Europe have produced a barnstorming comeback on day one of the Ryder Cup - sweeping the foursomes in devastating style to take an overnight 5-3 lead and leave the United States dazed and bewildered after they had won the fourballs 3-1.
It was the first time Europe had won all four foursomes matches - having suffered a 4-0 reverse in the format en route to defeat in Hazeltine two years ago - and their first sweep in either format since 1989.
But it was not just the points tally that will have sent European captain Thomas Bjorn off to dinner on a high, but the crushing nature of the victories as the home team dealt much better with the strong wind that developed through the afternoon as many of the big name Americans fell apart on Saturday (NZ time).
None of the foursomes matches reached the 17th green, with two finishing on the 14th, as the Europeans bounced back superbly to give their fans plenty to cheer after they had been quietened by the morning setback at Le Golf National near Paris.
Sergio Garcia and rookie Alex Noren led the way by annihilating Phil Mickelson and Bryson Dechambeau 5 and 4 in a battle between four men rested in the morning and it could have been even more emphatic as they led by seven after nine holes. Justin Rose and Henrik Stenson resumed their highly successful partnership to hammer Dustin Johnson and Rickie Fowler 3 and 2 having been 5-up after 11.
Ian Poulter and Rory McIlory, who was badly off form in the morning, came from 2-down to triumph 4 and 2 over Webb Simpson and Bubba Watson as Poulter was yet again inspired to new heights by the emotion of team competition.
Ice-cool rookie Tommy Fleetwood and Francesco Molinari, who had won Europe's solitary fourballs point, completed the memorable day by smashing Jordan Spieth and Justin Thomas 5 and 4.
"It was a tough morning for me this morning and I'm sure it was a tough afternoon for Jim (Furyk)," said Bjorn. "Those are the emotions you go through in a Ryder Cup.
"There was a pretty good feeling in the room over lunch, and I felt like a pretty good vibe considering that was a tough morning for us.
"We'll enjoy this afternoon for a few hours, but then we will focus on tomorrow."
Garcia fully justified his wild card selection but, playing his ninth Ryder Cup, the Spaniard too was careful not to get too carried away. "It's historic," he said.
"We swept the US and it hasn't happened before so it's obviously a great moment but it's just the first day."
McIlroy certainly enjoyed the afternoon more than the morning. "It was a bit of a last-minute pairing but Poults and I played well together at (previous Ryder Cups in) Medinah and at Gleneagles," he said.
"It was nice to get back out there with them and deliver another point for Europe."
Furyk looked shellshocked out on the course as he surveyed the giant scoreboards swathed in blue that denoted European leads and will have some hard thinking to do about his day two selections.

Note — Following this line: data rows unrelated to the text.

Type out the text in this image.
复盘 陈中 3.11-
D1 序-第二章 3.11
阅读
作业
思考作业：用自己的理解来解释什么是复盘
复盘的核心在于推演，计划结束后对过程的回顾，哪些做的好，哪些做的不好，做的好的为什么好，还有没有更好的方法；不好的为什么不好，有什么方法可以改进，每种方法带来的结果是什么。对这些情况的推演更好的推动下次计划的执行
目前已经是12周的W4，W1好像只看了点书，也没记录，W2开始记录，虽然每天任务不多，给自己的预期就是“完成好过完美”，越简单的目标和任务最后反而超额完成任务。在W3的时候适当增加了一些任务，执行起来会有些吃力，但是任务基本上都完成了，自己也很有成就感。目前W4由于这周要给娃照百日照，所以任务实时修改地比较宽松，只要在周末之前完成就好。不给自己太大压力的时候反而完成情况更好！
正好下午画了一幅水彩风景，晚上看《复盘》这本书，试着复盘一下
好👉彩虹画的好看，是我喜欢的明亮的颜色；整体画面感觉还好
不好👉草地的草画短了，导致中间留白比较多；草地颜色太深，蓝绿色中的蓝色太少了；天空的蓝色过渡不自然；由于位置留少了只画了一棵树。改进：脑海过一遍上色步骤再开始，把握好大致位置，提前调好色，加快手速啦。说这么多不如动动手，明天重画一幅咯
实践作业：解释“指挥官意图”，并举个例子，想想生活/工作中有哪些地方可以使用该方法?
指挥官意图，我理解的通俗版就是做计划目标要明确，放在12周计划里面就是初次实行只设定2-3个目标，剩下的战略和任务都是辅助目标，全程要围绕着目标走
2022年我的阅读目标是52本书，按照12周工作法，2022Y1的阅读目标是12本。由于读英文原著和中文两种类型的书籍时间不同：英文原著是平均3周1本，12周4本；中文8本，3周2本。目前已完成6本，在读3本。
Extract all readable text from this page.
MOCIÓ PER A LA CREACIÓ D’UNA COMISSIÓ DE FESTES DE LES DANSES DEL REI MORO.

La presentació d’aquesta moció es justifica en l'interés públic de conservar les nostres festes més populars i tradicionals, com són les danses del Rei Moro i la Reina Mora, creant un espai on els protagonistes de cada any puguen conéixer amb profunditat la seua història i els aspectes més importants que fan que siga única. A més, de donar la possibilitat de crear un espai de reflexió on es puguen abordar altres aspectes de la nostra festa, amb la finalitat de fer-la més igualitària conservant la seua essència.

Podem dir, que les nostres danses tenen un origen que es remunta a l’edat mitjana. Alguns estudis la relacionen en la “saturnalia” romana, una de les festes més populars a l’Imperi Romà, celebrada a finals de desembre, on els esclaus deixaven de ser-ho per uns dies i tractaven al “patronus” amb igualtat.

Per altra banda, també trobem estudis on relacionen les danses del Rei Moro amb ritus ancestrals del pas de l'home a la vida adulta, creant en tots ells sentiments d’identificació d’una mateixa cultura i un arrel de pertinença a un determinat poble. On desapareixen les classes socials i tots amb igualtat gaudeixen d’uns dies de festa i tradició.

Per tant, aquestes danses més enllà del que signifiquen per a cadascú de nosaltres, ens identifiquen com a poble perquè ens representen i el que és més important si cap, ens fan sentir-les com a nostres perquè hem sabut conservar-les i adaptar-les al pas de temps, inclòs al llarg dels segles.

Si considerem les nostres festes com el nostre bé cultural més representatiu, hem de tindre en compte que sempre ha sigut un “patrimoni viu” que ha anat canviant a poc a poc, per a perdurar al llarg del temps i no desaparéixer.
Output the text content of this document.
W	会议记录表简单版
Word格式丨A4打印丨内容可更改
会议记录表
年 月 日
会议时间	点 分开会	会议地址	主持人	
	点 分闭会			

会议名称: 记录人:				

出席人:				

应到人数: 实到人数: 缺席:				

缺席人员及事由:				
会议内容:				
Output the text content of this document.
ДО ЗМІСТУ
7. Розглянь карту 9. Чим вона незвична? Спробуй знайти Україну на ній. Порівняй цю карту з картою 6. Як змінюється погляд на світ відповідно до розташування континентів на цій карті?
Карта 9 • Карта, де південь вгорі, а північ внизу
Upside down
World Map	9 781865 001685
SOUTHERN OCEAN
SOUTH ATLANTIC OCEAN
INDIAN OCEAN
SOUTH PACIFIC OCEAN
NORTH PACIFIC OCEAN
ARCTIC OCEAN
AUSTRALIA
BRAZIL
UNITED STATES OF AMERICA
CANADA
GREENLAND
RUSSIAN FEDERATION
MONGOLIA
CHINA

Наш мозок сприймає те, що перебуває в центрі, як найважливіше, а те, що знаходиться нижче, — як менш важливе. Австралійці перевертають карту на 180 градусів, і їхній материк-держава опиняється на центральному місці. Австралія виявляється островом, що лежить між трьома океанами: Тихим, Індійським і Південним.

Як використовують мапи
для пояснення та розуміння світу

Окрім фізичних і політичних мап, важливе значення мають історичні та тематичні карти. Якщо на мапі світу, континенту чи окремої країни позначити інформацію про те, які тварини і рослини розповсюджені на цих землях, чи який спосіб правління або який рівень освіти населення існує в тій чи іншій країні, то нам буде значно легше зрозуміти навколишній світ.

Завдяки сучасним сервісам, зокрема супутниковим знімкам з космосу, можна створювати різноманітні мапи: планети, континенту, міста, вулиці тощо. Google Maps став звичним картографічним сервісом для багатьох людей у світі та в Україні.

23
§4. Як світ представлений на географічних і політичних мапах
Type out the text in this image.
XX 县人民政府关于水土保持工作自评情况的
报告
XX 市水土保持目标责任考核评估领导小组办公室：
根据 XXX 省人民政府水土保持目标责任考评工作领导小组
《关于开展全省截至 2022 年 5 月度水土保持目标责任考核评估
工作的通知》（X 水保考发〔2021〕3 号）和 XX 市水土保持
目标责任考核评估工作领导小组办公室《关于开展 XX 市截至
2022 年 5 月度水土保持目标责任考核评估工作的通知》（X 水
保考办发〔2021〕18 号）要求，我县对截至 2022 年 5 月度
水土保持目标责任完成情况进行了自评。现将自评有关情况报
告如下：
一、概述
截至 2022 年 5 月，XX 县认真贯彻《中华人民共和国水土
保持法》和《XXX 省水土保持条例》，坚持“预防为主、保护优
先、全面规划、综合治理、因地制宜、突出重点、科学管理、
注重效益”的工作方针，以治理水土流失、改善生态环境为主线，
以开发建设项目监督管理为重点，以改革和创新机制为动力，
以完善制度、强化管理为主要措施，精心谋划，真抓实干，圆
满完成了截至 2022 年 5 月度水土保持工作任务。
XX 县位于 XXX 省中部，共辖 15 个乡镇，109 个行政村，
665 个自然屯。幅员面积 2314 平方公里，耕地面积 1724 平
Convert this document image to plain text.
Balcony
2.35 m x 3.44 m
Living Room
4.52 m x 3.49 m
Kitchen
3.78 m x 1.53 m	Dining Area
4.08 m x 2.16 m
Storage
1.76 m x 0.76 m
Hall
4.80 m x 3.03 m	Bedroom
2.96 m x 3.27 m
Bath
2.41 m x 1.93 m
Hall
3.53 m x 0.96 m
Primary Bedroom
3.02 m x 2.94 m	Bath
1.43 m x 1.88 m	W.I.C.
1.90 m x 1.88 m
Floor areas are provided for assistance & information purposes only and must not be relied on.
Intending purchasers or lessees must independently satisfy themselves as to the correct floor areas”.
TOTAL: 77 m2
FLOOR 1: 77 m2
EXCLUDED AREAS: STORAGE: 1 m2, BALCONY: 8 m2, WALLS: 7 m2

Mickelson, who has been through it all before during his remarkable run of 12 Ryder Cups, said: "We've got to come out and bring our best stuff. We know it's going to be a fight till the end, and we've got a lot of points left.
"We've only played eight points so far, and we just need to bring our best stuff and we will."
The US, seeking a first overseas win in 25 years, had the better of a topsy-turvy fourballs session, with Spieth particularly impressive when he and Thomas beat Paul Casey and Tyrrell Hatton 1-up.
World number one Johnson and Fowler won 4 and 2 against McIlroy and Thorbjorn Olesen while Tony Finau and Brooks Koepka came from 2-down to beat Rose and Jon Rahm on the 18th.
There was no fairytale comeback for Tiger Woods, however, as he and Patrick Reed lost 3 and 1 to Molinari and Fleetwood to take Woods' fourball record to nine defeats from 12 games.